Gavin Schmidt, the director of NASA’s Goddard Institute for Space Studies, which keeps the agency’s temperature records, blames human activities that emit greenhouse gases for what could be one of the hottest summers in history.
“Until we stop doing that, we’re going to see this over and over again,” Schmidt said in a press statement.
However, along with international lawsuit and victories against the pipelines, Hayhoe sees other rays of hope.
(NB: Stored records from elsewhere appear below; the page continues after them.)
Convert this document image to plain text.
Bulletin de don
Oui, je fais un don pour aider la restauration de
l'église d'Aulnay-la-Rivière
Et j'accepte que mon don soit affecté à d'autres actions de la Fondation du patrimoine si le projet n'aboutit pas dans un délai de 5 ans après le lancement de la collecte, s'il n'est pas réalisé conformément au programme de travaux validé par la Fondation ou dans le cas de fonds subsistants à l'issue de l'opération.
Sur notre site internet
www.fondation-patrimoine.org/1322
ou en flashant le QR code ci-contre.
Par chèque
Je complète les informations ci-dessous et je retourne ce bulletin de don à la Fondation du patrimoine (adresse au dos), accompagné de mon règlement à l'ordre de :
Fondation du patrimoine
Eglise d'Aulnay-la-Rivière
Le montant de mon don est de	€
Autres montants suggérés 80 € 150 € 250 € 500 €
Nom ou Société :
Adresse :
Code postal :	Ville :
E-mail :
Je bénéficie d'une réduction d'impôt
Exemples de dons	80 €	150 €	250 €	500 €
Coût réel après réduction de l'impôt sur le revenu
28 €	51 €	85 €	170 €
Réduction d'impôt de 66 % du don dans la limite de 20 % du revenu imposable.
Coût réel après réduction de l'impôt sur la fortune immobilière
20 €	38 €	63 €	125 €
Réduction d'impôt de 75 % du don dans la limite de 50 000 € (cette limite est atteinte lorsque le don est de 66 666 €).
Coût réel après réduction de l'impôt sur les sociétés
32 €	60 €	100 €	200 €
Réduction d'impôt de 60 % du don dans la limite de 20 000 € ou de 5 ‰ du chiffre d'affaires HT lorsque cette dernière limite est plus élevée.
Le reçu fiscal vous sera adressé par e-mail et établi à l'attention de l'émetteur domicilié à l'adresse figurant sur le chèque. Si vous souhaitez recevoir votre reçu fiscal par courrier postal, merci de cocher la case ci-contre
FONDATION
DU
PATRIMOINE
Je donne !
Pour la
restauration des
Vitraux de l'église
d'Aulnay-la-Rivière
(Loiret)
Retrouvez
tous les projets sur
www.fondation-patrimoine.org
“When it all comes down to it, many more of us will recognize the threat,” she told Street Roots. “And putting aside questions of culture, language, identity and political ideology, we will work together for the health and safety of our families, our communities, our countries and the world.”
The first step, Hayhoe said, is looking scientific reality squarely in the face. An ailing human race offers a planet in even more critical condition barely any time to recover, she said.
“As the pandemic passes, carbon emissions will most likely bounce right back up again, and possibly then some, as industry does its best to make up for lost productivity, income and wages,” she said. “So any slowdown is temporary at best.”
She acknowledged the situation sounds grim.
“If even such extreme, draconian measures to alter human behavior as we’ve seen the last few months aren’t enough to impact climate change, how do we even have an ice cube’s chance of fixing it long-term?” she said.
Yet Hayhoe insisted the outlook is far from hopeless.
“The reason why the pandemic isn’t likely to reduce carbon emissions long term is because those emissions weren’t reduced by sustainable changes in human behavior — by increasing efficiency, replacing fossil fuels with clean energy and drawing carbon down into the soil,” she said.
If humans take those actions, she said, they stand a much better chance of survival.